Exhibit B: "Baby, It’s Cold Outside" Have you heard the Louis Armstrong and Velma Middleton version? It’s the touchstone – the starting point, in my mind. All other versions are compared to this rendering. It’s perfect. Whimsical and horny – what a great combination! This, in my mind, should go down as one of the great duets in popular music. Tom Jones covered it on his album with Catatonia frontgirl/woman Cerys on his 2000 album "Reload" (it was in the 2 for £22 bin!). Mike told me he thought it was too smarmy. (And he calls me a prude!)

Exhibit C: "Fairytale of New York" Yes, this song takes place on Christmas Eve, but beyond that, it captures as much holiday spirit as Lethal Weapon. What it really is about is an abusive, dysfunctional, and drug-addled relationship. This drunk-tank argument is not the first or last for this couple. "You’re a bum, you’re a punk, you’re a old slut on junk." Hardly speaks to praising a virgin birth or messianic revelations, eh?

Finally, and my favourite,

Exhibit D: "What Are You Doing New Year’s Eve?" This is another romantic song, and I’ve had fantasies about it for years. It involves a close dance with my sweetheart, usually at a warm summer wedding. We lazily dance at the end of the night and my beau (yeah, I said it, beau!) starting to softly sing this song in my ear. Melt! For a long time I wanted to incorporate this scene into my rom-com blockbuster screenplay, but as it’s not materializing at a pace I would like, I might as well illustrate my point with it.

My point: some songs are sadly relegated to 2-month play when there is no reason. Fight back! Defy the system! Enjoy these songs all year ‘round. They’re so great, you’ll thank me.


mel said...

Marlane and Wade (I think) actually say Baby It's Cold Outside at Late Night this summer. It was cute, but kind of weird.

mel said...

Whoops *sang

Christine said...

I take exception to your comment about Lethal Weapon. Watching Lethal Weapon WAS Xmas in my house. that and Die Hard. and sometimes Shogun.

Holly said...

You know, I think two months is enough of this... sorry.

However, people may leave their Xmas lights up all winter long... especially those of the purple, blue, hot pink or dark green variety.

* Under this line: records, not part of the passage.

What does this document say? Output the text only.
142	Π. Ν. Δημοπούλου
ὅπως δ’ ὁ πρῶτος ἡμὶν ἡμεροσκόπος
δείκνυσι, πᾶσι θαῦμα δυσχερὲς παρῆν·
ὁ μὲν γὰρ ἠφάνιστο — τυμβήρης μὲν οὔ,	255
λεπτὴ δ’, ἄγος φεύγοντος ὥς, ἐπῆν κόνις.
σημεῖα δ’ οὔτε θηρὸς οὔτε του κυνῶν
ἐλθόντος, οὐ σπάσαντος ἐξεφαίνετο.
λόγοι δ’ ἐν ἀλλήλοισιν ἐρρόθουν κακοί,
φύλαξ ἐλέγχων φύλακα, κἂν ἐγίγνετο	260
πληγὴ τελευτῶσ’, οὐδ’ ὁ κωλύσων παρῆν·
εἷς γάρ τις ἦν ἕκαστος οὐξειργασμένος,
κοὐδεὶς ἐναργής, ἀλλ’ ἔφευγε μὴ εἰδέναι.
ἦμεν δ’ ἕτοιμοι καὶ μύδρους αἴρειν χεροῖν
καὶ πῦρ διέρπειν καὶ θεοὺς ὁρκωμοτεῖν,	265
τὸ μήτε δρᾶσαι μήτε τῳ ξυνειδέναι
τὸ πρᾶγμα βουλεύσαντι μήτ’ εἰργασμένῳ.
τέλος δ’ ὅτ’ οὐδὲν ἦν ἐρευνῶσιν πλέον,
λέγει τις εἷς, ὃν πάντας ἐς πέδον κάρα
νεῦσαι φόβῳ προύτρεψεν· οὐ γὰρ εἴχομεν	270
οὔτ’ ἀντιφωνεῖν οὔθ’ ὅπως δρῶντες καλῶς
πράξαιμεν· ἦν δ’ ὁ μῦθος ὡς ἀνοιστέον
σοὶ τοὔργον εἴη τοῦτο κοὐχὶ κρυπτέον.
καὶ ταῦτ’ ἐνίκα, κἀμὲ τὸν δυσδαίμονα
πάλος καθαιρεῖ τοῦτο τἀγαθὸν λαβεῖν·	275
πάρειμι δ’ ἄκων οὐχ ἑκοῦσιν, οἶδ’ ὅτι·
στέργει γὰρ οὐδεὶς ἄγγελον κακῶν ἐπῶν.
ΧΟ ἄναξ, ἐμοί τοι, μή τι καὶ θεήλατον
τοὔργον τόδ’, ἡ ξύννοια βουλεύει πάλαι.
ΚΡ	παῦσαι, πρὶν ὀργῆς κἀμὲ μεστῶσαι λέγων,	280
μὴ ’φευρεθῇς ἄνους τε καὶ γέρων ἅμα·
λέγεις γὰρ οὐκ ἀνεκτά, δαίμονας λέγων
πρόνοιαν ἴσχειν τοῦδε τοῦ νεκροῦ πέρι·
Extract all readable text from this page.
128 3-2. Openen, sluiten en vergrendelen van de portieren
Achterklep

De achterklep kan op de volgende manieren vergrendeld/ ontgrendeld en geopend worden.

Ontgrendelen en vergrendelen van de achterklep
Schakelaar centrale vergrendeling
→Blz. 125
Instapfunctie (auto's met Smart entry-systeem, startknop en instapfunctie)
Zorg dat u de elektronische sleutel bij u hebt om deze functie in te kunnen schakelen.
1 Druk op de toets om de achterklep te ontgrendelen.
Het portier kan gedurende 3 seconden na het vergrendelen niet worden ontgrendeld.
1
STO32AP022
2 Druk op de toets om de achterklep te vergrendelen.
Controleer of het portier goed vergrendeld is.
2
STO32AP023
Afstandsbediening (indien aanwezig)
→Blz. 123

So shall it be written. So shall it be done.

Holly said...

I would like to clarify: Two months means we appreciate it, but I worry that radio plays such tunes to death and may ruin them if they last more than two months.

However, I actually LIKE winter when I hear "Baby it's cold outside"...

OK, maybe you're right.

Happy Chrisma-Hanno-Kwanzaa, everybody!

(I'd like to add that Boney M's "Felicidad", which is actually about Xmas, does really go well with a cold beer on a hot summer's day... Even for me. Just a suggested addition to this winterfest tunes liberation movement.)

mel said...

have I mentioned I hate Christmas music? Weak dude.

Malls this time of year make me shudder.

Holly said...

Christmas music appears to have made its final decline with Neil Diamond's version of "Silent Night"... I can't even begin to access all that is wrong with THAT.

However, the separation of winter music from Xmas music may be a worthwhile investigation.

Rosey said...

My Christmas CD of the Rankin Sisters is one of my favourite CDs, but if I play it at any other time than the two months before Christmas people in my house swear and throw things at me.